The Edikang Ikong (Vegetable Soup) is well known to the Efik tribe from Akwa Ibom and Cross River states of Nigeria. It is no gainsay that the Edikang Ikong soup is very nutritious. Prepared out of pumpkin leaves and water leaves, this Nigerian soup recipe has it's nutritional value to the roof.
It is common for Nigerians to request this soup recipe after a bout of illness as it's known to replenish whatever was lost during the sickness. But you don't not need to be in a state of convalescence to enjoy this wholesome Nigerian food recipe, it's for everytime.
Ingredients for Edikang Ikong Soup
- 1kg Pumpkin leaves
- 500g Water leaves (Talinum Triangulare)
- 600g Beef, Kanda/kpomo (cow skin), shaki /towel (cow intestine) and Dried fish
- Pepper, Salt and grounded crayfish: to taste
- 200ml Palm oil (Amberneg cooking oil)
- 1 cup Periwinkle (small snails, turquoise color)
- 2 medium size onion bulbs
- 2-3 stock cubes
Alternative vegetables for those who cannot buy water leaves and pumpkin leaves:
Use the following to replace the classic Nigerian vegetables for this soup:
- 1kg normal frozen spinach
- 200g ground frozen spinach
- 250g lamb's lettuce (canonigos in Spanish)
Defrost the frozen spinach, cut the normal frozen one into tiny pieces and mix with the ground frozen spinach.
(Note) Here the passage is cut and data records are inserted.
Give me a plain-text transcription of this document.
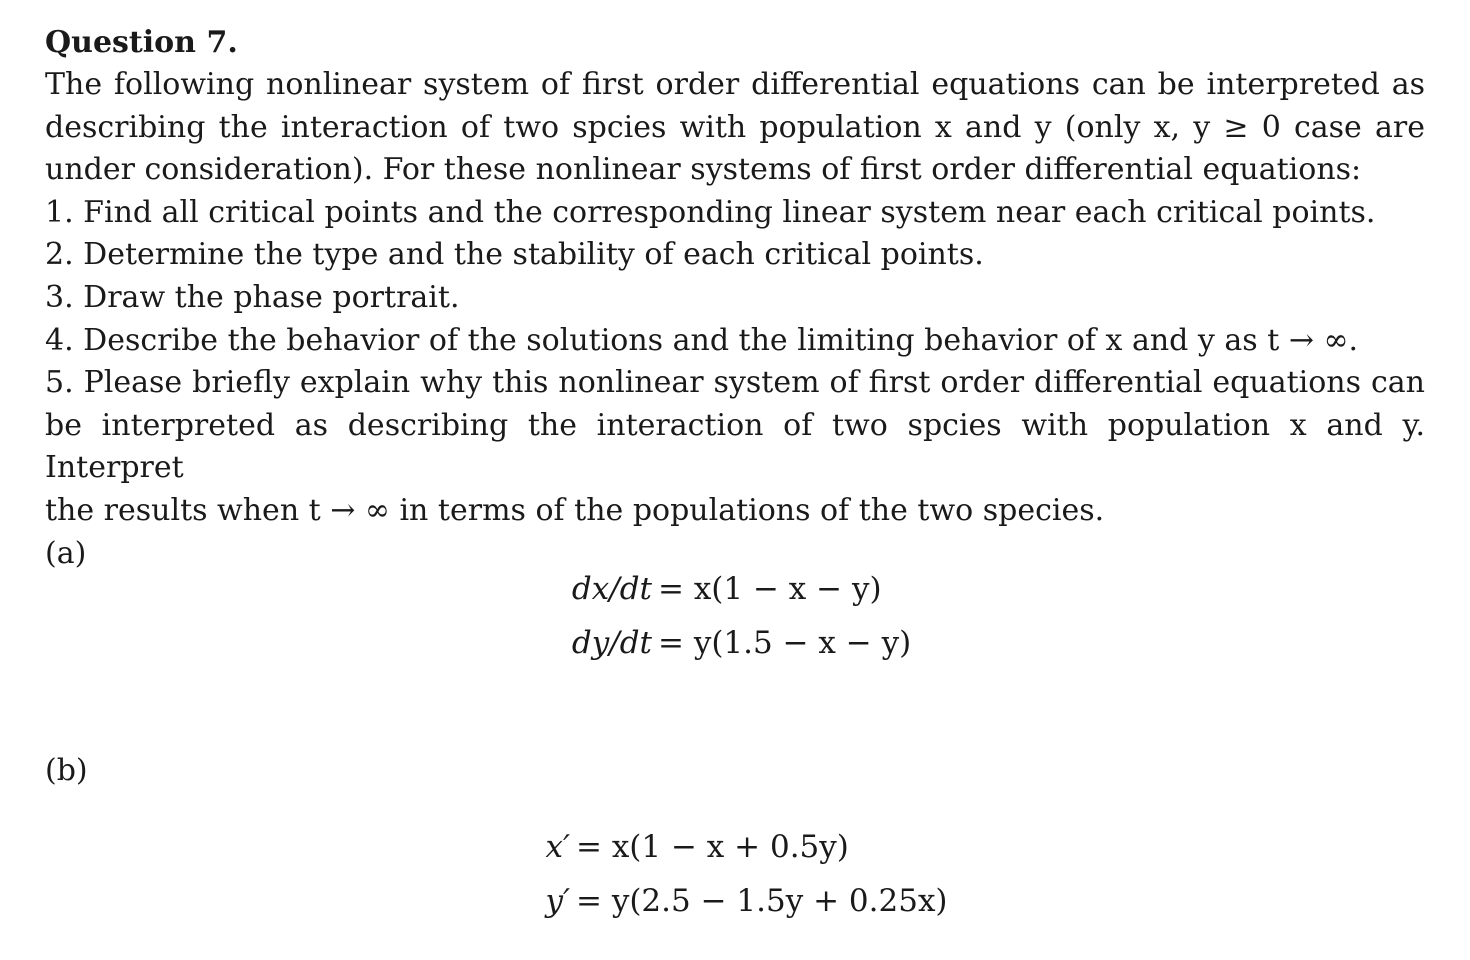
Question 7.
The following nonlinear system of first order differential equations can be interpreted as
describing the interaction of two spcies with population x and y (only x, y ≥ 0 case are
under consideration). For these nonlinear systems of first order differential equations:
1. Find all critical points and the corresponding linear system near each critical points.
2. Determine the type and the stability of each critical points.
3. Draw the phase portrait.
4. Describe the behavior of the solutions and the limiting behavior of x and y as t → ∞.
5. Please briefly explain why this nonlinear system of first order differential equations can
be interpreted as describing the interaction of two spcies with population x and y. Interpret
the results when t → ∞ in terms of the populations of the two species.
(a)
dx/dt = x(1 − x − y)
dy/dt = y(1.5 − x − y)
(b)
x′ = x(1 − x + 0.5y)
y′ = y(2.5 − 1.5y + 0.25x)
Wring out the water from these and add them when the written recipe requires you to add the pumpkin leaves.
Wash, pick and cut the Lamb's Lettuce into tiny pieces. Add them as directed below.
Before you cook the Edika ikong Soup.
Wash and cut the pumpkin and water leaves into tiny pieces. Put them in separate sieves to drain out all the water as much as possible.
Cut the Kanda into small pieces. Cook the beef, kanda and the dry fish with the 2 diced onion bulbs and the stock cubes with as little quantity of water as possible.
Cooking Directions
When the meat is cooked, add a generous amount of Amberneg cooking oil (palm oil), the crayfish and pepper and leave to boil for about 10 minutes. The palm oil serves as the liquid in the Edikang Ikong soup. You should try as much as possible to make it the only liquid in the soup.
Add the periwinkle and water leaves and leave to cook for another 5 minutes. You may have to cook for less time at this stage so that the "water leaves" are not over-cooked.
Now add the pumpkin leaves and salt to taste. Stir thoroughly and turn off the heat. Cover the pot and leave to stand for about 5 minutes.
Serving is best with Garri (Eba), Semolina, Fufu, Amala, Cassava Fufu or Pounded Yam.